Published online by Cambridge University Press: 18 December 2024
In The Priory bursar's account for the great medieval cathedral priory of Durham, for the year 1356/7, there is an intriguing payment recorded “in sepultura Thome ffatui & necessarijs Expensis circa corpus eiusdem per manus eiusdem” (“for the burial of Thomas Fool and the necessary expenses for the body of the same”). This odd payment for the funeral and burial of Tom, at the prior's own expense, follows a string of regular payments made to Tom, or for his maintenance, running through the tenures of no less that two of later medieval Durham's most celebrated priors: William de Cowton (1321–1341) and John Fossor (1341–1374). The fact that such prominent monastics felt compelled to keep a household fool amongst their entourage raises a number of questions about the patronage of such “entertainers” (fatui, fol, ioculatori, stulti) by the cloistered religious. Of course, the rationale behind such apparent license was biblically sanctioned, most pointedly in the identification made in St. Paul's letter to the Corinthians, that “nos stulti propter Christum”—“we are all fools to Christ” (1 Cor. 4:10). The relationship of a fool to the monastic house in which he was maintained, however, remains an unexplored area of enquiry and one this chapter seeks to address. Following on from the previous chapter, this requires reconsideration of those designations of the fool as either artificial (and therefore more entertainer) or “natural” (more case for charity), as well as the aptness of such terminology in relation to a figure like Tom.
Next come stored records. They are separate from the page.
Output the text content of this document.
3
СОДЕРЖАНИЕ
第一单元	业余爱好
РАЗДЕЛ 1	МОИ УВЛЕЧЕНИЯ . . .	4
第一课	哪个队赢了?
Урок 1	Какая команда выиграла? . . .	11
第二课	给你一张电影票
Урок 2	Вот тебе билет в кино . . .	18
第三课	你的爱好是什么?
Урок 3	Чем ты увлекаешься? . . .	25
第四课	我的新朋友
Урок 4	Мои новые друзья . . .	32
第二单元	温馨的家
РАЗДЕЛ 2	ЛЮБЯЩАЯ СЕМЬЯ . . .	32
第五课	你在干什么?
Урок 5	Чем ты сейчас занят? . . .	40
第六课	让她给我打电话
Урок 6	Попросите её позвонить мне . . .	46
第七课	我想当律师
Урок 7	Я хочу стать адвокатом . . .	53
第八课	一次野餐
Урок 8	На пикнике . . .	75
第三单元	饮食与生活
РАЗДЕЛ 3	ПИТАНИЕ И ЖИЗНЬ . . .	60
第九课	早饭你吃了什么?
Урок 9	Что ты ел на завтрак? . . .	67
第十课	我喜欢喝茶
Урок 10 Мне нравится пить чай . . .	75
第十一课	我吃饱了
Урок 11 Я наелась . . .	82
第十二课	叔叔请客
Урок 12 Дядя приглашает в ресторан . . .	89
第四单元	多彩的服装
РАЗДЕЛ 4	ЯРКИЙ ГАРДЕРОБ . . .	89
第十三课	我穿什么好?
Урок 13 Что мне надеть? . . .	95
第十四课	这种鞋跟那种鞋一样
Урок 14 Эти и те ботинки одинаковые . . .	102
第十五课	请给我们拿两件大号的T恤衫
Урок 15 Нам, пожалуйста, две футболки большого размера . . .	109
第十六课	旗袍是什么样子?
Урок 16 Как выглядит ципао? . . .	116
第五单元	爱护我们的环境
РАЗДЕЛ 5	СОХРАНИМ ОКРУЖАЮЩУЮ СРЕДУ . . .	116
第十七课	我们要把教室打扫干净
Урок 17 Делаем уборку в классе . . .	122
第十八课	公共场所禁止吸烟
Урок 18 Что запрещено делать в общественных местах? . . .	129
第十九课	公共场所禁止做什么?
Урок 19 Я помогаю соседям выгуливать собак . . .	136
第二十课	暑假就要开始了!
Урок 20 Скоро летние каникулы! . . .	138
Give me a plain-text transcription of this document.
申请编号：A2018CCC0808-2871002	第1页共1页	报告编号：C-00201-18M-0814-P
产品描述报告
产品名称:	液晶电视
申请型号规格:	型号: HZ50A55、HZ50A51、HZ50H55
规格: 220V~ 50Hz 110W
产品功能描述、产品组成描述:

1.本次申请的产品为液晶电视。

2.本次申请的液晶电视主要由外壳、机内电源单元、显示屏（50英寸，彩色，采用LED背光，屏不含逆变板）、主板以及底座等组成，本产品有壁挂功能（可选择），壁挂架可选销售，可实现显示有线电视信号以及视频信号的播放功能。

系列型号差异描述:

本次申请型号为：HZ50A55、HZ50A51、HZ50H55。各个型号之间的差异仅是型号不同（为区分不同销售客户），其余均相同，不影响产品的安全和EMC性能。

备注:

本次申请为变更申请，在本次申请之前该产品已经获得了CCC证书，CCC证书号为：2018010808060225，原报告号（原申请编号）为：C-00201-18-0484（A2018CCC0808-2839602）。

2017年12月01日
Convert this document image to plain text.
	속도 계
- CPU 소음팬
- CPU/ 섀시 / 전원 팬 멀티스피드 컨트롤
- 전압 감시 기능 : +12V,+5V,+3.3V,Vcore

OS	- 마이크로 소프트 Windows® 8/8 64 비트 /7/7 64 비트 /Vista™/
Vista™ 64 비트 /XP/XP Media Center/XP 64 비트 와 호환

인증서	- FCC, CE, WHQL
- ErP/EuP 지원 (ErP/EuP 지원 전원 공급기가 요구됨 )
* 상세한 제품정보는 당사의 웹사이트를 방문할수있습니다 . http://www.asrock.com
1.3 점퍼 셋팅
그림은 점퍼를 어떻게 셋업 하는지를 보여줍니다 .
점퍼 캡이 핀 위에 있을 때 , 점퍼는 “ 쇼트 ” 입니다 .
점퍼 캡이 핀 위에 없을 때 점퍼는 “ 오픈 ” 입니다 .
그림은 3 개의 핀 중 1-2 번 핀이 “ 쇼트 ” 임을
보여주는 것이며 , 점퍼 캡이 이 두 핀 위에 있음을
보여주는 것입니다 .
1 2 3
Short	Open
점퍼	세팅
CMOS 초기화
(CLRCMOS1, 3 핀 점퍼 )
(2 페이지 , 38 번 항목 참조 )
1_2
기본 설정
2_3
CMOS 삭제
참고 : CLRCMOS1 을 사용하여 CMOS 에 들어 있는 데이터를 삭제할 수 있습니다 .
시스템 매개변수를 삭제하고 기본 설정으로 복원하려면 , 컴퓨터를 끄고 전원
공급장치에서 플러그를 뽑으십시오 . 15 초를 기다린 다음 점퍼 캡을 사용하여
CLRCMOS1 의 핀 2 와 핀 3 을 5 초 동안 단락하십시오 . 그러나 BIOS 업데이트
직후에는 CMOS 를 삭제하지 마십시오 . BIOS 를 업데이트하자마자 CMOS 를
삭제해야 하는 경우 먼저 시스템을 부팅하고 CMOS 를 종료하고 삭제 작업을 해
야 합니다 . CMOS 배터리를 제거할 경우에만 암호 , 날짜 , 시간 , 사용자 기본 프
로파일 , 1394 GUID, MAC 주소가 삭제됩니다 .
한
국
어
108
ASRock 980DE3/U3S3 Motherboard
It also requires consideration of some of the major arguments and antecedents underpinning clerical license for Tom-foolery in the medieval cloister. Overall, the evidence demonstrates their increasing popularity amongst the religious in the early Tudor period.
Following the previous discussion of potentially intellectually disabled performers in “secular” settings, this chapter discusses the appearance of household or “kept” fools in Britain's late-medieval monastic houses. Analyzing the evidence for mid-fourteenthcentury Durham Priory's Thomas Fatuus, it uses Tom to towards a wider consideration of the monastic or church-supported fool in the run-up to the Reformation. The presence of such figures in REED is slight, but nonetheless intriguing. Careful contextualization of the monastic fool has the potential to speak to the local church's support of the ostensibly intellectually differentiated. It can also help deepen understanding of the corresponding relationship between medieval charity and socially constructed behaviour.